2022/11/6 寺岡清高×フィルハーモニック・ソサィエティ・東京 マーラーの「交響曲第3番」2022年11月06日 19:37



フィルハーモニック・ソサィエティ・東京 
  第10回定期演奏会

日時:2022年11月6日(日) 14:00 開演
会場:ミューザ川崎シンフォニーホール
指揮:寺岡 清高
共演:メゾソプラノ/中島 郁子
   合唱/東京アカデミッシェカペレ
   児童合唱/すみだ少年少女合唱団
演目:マーラー/交響曲第3番 ニ短調


 寺岡清高は、以前マーラーとブルックナーを聴いている。強烈な刻印こそないが手堅く曲をまとめてくる印象がある。大阪交響楽団の常任指揮者を長く務め、「世紀末ウィーンの知られざる交響曲」と銘打って、コルンゴルトやツェムリンスキー、フランツ・シュミットなどを紹介していた。ハンス・ロットを一早く演奏したのも彼だった。もともとウィーンで勉強した人で、マーラーをライフワークにしている、と何かで読んだことがある。
 寺岡が大阪交響楽団の常任を離れる最後の定期演奏会でマーラーの「交響曲第3番」を指揮した。その「第3番」を、相手はアマオケであっても聴いてみようかと、先週と同様ミューザへ足を運んだ。

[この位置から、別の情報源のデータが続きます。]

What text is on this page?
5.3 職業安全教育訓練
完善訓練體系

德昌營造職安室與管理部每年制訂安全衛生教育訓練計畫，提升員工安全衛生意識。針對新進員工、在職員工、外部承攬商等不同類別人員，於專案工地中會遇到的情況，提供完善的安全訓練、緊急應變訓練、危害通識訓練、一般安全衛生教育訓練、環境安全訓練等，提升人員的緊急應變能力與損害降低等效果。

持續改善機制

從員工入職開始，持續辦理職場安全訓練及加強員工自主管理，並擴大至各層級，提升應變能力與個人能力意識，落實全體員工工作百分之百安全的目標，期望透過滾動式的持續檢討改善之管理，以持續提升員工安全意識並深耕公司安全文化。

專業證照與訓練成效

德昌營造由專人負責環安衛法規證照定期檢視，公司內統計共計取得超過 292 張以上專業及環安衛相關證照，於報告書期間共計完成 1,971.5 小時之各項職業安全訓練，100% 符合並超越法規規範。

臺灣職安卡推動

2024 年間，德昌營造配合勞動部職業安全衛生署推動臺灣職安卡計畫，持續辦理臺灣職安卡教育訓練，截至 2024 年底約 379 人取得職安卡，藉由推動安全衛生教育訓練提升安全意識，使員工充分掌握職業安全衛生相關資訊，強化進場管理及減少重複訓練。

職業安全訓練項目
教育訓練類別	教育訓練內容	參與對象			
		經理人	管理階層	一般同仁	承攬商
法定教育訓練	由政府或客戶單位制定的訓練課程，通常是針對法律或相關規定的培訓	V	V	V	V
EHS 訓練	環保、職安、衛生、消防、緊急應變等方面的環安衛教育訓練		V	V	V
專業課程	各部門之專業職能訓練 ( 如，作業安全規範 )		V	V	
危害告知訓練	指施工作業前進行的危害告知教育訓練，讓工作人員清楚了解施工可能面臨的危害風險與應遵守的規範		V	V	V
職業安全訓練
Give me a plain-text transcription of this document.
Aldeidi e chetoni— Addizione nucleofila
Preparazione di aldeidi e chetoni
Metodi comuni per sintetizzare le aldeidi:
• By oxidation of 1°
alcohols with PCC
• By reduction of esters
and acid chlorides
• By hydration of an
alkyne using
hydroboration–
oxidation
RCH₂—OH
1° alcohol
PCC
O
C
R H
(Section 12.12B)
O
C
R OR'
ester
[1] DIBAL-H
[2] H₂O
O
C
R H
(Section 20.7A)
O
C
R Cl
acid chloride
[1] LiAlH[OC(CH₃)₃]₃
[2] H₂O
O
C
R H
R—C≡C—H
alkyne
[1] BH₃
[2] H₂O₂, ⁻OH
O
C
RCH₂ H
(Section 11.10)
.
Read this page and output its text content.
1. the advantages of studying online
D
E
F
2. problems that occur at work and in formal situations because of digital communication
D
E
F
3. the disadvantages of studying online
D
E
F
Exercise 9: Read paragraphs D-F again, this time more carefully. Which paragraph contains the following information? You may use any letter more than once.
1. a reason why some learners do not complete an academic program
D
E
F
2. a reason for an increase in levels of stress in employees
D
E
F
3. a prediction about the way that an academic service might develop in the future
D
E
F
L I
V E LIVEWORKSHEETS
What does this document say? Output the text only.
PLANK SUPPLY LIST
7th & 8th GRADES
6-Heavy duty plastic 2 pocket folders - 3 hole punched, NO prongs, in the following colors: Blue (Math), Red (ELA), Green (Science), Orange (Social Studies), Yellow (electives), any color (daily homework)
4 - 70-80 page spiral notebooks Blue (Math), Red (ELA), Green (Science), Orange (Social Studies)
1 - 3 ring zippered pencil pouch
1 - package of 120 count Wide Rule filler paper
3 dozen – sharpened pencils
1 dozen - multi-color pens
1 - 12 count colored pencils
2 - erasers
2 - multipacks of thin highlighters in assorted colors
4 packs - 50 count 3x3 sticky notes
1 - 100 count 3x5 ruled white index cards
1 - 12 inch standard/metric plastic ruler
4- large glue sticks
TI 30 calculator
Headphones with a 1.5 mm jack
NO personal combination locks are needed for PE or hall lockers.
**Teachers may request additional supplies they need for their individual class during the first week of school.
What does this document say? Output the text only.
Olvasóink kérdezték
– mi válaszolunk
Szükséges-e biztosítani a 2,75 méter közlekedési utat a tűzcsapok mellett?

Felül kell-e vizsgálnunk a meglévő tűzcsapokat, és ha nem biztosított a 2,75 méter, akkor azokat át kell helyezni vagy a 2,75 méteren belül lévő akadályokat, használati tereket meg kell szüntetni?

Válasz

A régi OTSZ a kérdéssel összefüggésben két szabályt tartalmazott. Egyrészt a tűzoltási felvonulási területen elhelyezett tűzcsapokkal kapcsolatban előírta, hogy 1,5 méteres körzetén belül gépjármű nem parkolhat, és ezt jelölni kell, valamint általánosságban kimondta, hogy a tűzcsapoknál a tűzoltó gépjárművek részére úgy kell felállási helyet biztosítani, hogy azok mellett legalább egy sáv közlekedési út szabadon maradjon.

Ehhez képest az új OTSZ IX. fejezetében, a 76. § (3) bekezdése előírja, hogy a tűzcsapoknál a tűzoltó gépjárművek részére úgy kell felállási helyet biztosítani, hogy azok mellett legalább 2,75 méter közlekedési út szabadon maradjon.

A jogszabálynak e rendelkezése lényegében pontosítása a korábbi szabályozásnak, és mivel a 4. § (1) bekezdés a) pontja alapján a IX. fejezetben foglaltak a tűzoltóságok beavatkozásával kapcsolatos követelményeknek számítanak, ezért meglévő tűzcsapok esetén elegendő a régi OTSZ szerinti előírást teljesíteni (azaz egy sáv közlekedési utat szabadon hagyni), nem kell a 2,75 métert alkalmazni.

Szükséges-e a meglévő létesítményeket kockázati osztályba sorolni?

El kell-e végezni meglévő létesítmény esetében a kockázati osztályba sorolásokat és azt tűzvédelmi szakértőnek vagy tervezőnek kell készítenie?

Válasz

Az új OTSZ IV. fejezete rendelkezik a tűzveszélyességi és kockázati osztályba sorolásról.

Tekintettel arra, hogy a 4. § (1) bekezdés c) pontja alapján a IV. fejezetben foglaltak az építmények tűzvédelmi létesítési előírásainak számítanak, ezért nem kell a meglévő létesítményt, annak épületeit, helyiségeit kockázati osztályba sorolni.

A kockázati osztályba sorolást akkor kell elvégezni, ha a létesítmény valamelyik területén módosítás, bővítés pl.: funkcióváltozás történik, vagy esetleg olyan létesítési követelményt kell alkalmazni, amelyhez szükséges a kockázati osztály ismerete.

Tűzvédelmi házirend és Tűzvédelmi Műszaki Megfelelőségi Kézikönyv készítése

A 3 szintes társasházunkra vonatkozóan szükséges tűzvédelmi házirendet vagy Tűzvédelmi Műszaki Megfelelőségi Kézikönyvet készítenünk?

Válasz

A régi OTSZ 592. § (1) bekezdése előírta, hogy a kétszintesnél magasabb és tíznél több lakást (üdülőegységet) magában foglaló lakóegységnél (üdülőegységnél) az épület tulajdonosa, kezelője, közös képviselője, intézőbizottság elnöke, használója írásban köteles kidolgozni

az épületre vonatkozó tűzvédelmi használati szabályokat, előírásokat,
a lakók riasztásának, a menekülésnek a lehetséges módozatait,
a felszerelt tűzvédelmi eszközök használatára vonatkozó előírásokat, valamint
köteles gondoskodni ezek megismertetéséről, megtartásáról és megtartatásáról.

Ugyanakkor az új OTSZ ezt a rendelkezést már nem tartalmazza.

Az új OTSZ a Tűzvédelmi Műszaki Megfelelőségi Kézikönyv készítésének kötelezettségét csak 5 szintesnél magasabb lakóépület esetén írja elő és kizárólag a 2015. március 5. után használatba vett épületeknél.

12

 フィルハーモニック・ソサィエティ・東京は、東京都内の学生オーケストラ出身者が中心となり、2016年に結成されたアマチュアオーケストラだという。結成後の歴史が浅いから当たり前だが、メンバーは20代、30代の若者で占められている。
 今日は演奏時間が100分を要する世界一長い交響曲にチャレンジ。編成も大きい。弦には分奏があったり独奏があって、激しい感情表出を演じる。木管は鳥や獣の現実音を正確な音程を避けながら吹かなければならない。金管でいえば難易度の高いソロが幾つか。第1楽章はトロンボーン、弱音のニュアンスを伝えるのが難しい。第3楽章はトランペット奏者のポストホルン、困難を極める長いソロ。第4楽章はホルンがアルト独唱を支える。声との均衡を保ち声を引き立てる役目を負わされる。
 トロンボーンは、恐れず果敢に攻めて上出来。ポストホルンは、今ではトランペットにミュートを装着するか、コルネットやフリューゲルホルンなどを用いるらしい。夢見るような天上の美しさにはほど遠いものの、大きく破綻することはなかった。4階席で吹奏した模様。アルト(メゾソプラノの中島さん)に張り付いたホルンは、少々苦しかった。曲冒頭のホルンの斉奏からはじまって、ずっと活躍してきたあとの声楽の伴奏である。よく健闘した。

 アマオケがマーラーの「交響曲第3番」に挑むとは、無謀といえば無謀、全員が若さをぶつけた懸命の演奏だった。